Francis Burr

Profile
- Position: Guard

Personal information
- Born: September 15, 1886 Chestnut Hill, Massachusetts, U.S.
- Died: December 5, 1910 (aged 24) Boston, Massachusetts, U.S.

Career information
- College: Harvard (1905–1908)

Awards and highlights
- 2× Consensus All-American (1905, 1906); Second-team All-American (1907);

= Francis Burr =

American football player (1886–1910)

Francis Hardon Burr (September 15, 1886 - December 5, 1910) was an American football player. He was a first-team All-American guard in 1906 and captain of the 1908 Harvard Crimson football team. After he died of typhoid fever in 1910, the Francis H. Burr Award was established in his honor.

==Biography==
Burr was raised in Brookline, Massachusetts, the son of Herman M. Burr. He attended the Phillips-Andover Academy before enrolling at Harvard University in 1905. He was a starter at the guard position for the Harvard football team for four years from 1905 to 1908 and also did the punting and place-kicking for the team. He was selected as a first-team All-American in 1906 and as the captain of the 1908 Harvard football team. In addition to playing four years on the football team, Burr also competed for two years on Harvard's track team, one year on the baseball team and one year on the tennis team. He was also the first marshal of his class and president of his freshman class.
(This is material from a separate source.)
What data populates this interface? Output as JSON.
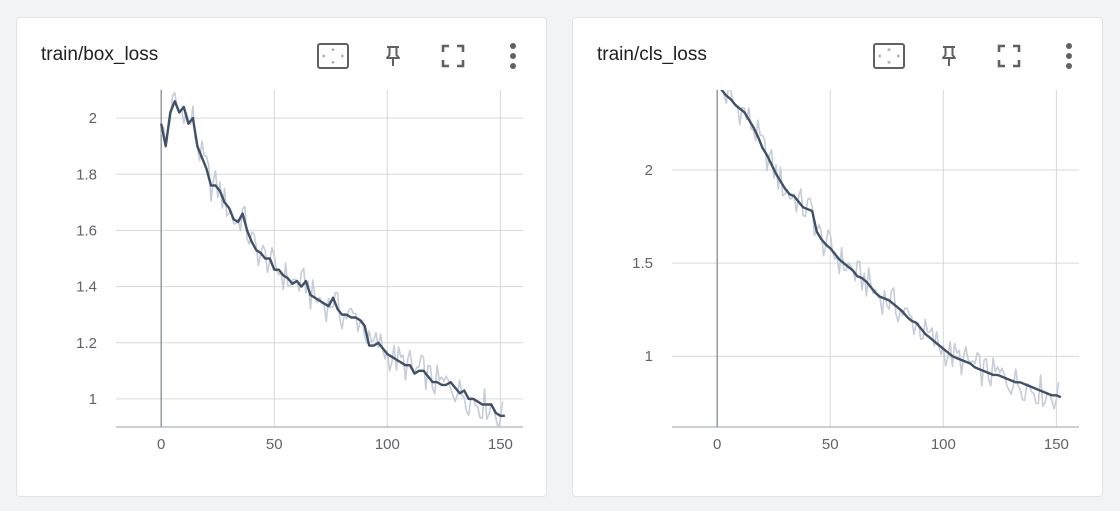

In 1909, he enrolled at Harvard Law School, and in 1910, he became the chief lineman coach at Harvard while in his second year as a law student. In early October 1910, he became ill with typhoid fever. He died at Des Brisay Hospital in December 1910 at age 24 after his third relapse. Burr's funeral was held at the Appleton Chapel in Cambridge, Massachusetts, and all recitations at Harvard were suspended for one hour on the day of his funeral.

In 1914, Burr's friends established the Francis H. Burr Award in his honor. The award was given each year to a senior, selected by the Dean of Harvard College and the Chairman of the Athletic Committee, who "combines as nearly as possible Burr's remarkable qualities of character, leadership, scholarship, and athletic ability." Past recipients of the Francis H. Burr Award include Henry Dunker (1924), J.P. Chase (1927), F. J. Mardulier (1929), Vernon Munroe Jr. (1930), Barry Wood (1931), Richard Ames (1933), Chester Litman (1934), Richard H. Sullivan (1938), Loren G. MacKinney (1941), Gary Singleterry, and Richard K. Hausler.